Effect of adding new column to imported data on an existing dataset/dataflow

Good afternoon! Not sure if I'm using the correct search terms but we haven't been able to find anything related to this question by one of our managers, and before changing anything we wanted to confirm whether or not it would cause any dataset/dataflow or card issues.

 

We currently upload a file to Box each week, which is then imported into a dataset that's converted to a dataflow (certain columns not being used are removed, that's all), & then joined with another dataflow that serves as the final dataflow for cards.

 

Would adding a column to the original Box file that's NOT going to be used in any of the dataflows cause issues, or will it be fine since it's not being pulled utilized (basically, it's going to be imported into the dataset, nothing further)?

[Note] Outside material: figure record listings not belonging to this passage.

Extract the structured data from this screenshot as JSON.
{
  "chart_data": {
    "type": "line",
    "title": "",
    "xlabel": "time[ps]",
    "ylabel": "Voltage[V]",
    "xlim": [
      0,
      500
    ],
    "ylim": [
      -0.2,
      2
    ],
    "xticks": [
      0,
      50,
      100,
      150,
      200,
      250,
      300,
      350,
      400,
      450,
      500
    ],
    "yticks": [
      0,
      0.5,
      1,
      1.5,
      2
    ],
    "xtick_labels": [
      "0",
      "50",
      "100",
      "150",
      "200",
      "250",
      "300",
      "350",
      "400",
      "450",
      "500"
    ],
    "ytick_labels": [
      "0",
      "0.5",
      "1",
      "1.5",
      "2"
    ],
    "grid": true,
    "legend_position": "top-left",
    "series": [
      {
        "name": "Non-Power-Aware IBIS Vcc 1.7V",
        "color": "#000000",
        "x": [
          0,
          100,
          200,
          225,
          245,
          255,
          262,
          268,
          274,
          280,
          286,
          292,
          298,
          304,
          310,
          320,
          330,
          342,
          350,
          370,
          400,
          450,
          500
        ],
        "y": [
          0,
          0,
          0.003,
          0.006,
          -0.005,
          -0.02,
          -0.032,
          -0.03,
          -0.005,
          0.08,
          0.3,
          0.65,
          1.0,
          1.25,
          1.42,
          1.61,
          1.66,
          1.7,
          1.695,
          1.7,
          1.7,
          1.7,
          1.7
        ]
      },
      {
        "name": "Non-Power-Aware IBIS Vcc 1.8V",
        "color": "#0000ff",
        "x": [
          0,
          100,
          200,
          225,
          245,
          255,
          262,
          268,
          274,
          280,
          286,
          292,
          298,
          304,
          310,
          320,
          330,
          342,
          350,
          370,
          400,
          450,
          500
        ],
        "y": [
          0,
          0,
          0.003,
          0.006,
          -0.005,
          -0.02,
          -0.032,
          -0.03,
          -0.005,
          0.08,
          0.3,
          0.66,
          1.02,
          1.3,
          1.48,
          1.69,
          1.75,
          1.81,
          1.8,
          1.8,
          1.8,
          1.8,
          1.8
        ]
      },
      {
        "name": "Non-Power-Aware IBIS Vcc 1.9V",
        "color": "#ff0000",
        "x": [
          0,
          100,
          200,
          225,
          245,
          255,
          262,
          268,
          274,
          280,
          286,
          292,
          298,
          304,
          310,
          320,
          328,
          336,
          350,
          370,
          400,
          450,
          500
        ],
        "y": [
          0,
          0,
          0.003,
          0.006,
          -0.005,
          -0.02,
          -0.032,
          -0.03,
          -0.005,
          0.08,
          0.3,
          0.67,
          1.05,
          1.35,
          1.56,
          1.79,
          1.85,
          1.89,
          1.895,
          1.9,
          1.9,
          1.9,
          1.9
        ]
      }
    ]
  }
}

We're trying to eliminate as much manual manipulation for uploads to Box where an API is not available.

 

If you need anything further to assist on this, please don't hesitate to ask! And as always, thanks for your time and any assistance/information you can provide!  Smiley Happy

Best Answer

  • Valiant
    Valiant 🔵
    Accepted Answer

    I haven't tested this specifically with a Box dataset. However, we do this quite often with ODBC datasources in our environment. It has yet to cause any issues on our end with cards/dataflows. If we need the newly added columns, it's a matter of opening the dataflows and adding those columns where needed.

     

    Hope that helps,

    ValiantSpur

Answers

  • Thanks, @Valiant, appreciate your reply! Obviously, we can download the existing Box file and attempt to add the column to see what, if anything, happens and revert back if there are issues so I think we'll give it a shot based on your experience with regards to ODBC datasets. As always, thanks for your assistance and clarification!

  • @John-Peddle You're very welcome. Glad I could help!

  • I use Box religiously, and have not had any issues when input files have additional fields.  

     

    As @Valiant says, even if you want to use those fields, the update to the dataflow is quick and easy.  

     

    If you have datasets with formats that might change, it would be wise to build in a QC mechanism which will alert you if the input columns do change, even though they don't cause an issue.  It can be as simple as verifying the number of columns which upload.  I also sometimes include QC outputs in my dataflows so that I can check in and make sure everything is ship shape.